Cox regression analysis. (A, B). Plots of variable trajectories of the LASSO regression model (A) and prognostic model (B). (C) Forest Plot of subtype A (Cluster1) and subtype B (Cluster2) of CESC samples in the multivariate Cox regression model of 13 LASSO regression model genes in the GTEx-TCGA-CESC. LASSO (Least Absolute Shrinkage and Selection Operator).

Figure 10

Prognostic analysis. (A) Time-dependent ROC curves of the CESC group in the GTEx-TCGA-CESC. (B) Prognostic KM curve between RiskScore high and low groups and d DFS of the CESC sample. (C, D) Forest Plot of RiskScore and clinical information in univariate Cox regression model (C) and multivariate Cox regression model (D). (E) Nomogram of RiskScore and clinical information in univariate and multivariate Cox regression model. p value < 0.001, highly statistically significant.

Figure 11

Prognostic analysis. (A–C).
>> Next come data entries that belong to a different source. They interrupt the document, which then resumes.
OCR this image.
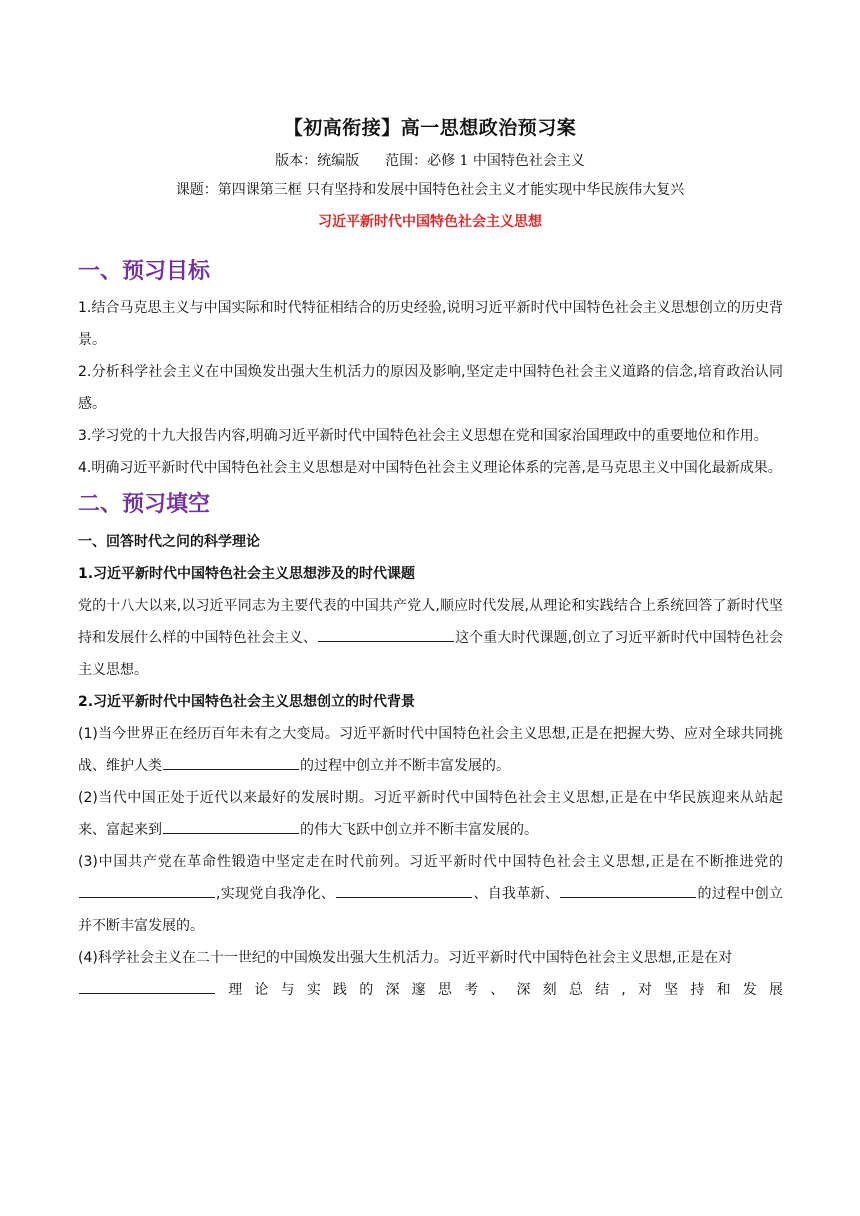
【初高衔接】高一思想政治预习案
版本：统编版 范围：必修 1 中国特色社会主义
课题：第四课第三框 只有坚持和发展中国特色社会主义才能实现中华民族伟大复兴
习近平新时代中国特色社会主义思想
一、预习目标

1.结合马克思主义与中国实际和时代特征相结合的历史经验,说明习近平新时代中国特色社会主义思想创立的历史背景。

2.分析科学社会主义在中国焕发出强大生机活力的原因及影响,坚定走中国特色社会主义道路的信念,培育政治认同感。

3.学习党的十九大报告内容,明确习近平新时代中国特色社会主义思想在党和国家治国理政中的重要地位和作用。

4.明确习近平新时代中国特色社会主义思想是对中国特色社会主义理论体系的完善,是马克思主义中国化最新成果。

二、预习填空

一、回答时代之问的科学理论

1.习近平新时代中国特色社会主义思想涉及的时代课题

党的十八大以来,以习近平同志为主要代表的中国共产党人,顺应时代发展,从理论和实践结合上系统回答了新时代坚持和发展什么样的中国特色社会主义、	这个重大时代课题,创立了习近平新时代中国特色社会主义思想。

2.习近平新时代中国特色社会主义思想创立的时代背景

(1)当今世界正在经历百年未有之大变局。习近平新时代中国特色社会主义思想,正是在把握大势、应对全球共同挑战、维护人类	的过程中创立并不断丰富发展的。

(2)当代中国正处于近代以来最好的发展时期。习近平新时代中国特色社会主义思想,正是在中华民族迎来从站起来、富起来到	的伟大飞跃中创立并不断丰富发展的。

(3)中国共产党在革命性锻造中坚定走在时代前列。习近平新时代中国特色社会主义思想,正是在不断推进党的,实现党自我净化、	、自我革新、	的过程中创立并不断丰富发展的。

(4)科学社会主义在二十一世纪的中国焕发出强大生机活力。习近平新时代中国特色社会主义思想,正是在对

理论与实践的深邃思考、深刻总结,对坚持和发展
Calibration curve of 1 year (A), 2 years (B), and 3 years (C) of the prognostic risk model for CESC. D-F. 1-year (D), 2-year (E), and 3-year (F) decision curve analysis (DCA) plots of the prognostic risk model for CESC.

Figure 12

Prognostic analysis. Time-dependent ROC curve of the CESC group in dataset GSE44001. ROC, Receiver Operating Characteristic Curve; AUC, Area Under the Curve.

Figure 13

GSVA analysis. (A, B). Heat map (A) and group comparison map (B) of gene set variation analysis (GSVA) results between subtype B (Cluster2) group and subtype A (Cluster1) group of cervical cancer (CESC) samples in the TCGA-CESC. GSVA, Gene Set Variation Analysis. *** represents p value < 0.001, highly statistically significant. Purple represents subgroup B (Cluster2) and orange represents subgroup A (Cluster1). The screening criteria for gene set variation analysis (GSVA) was adj.p < 0.05, and the p value correction method was Benjamini-Hochberg (BH). In the heat map, blue represents low enrichment and red represents high enrichment.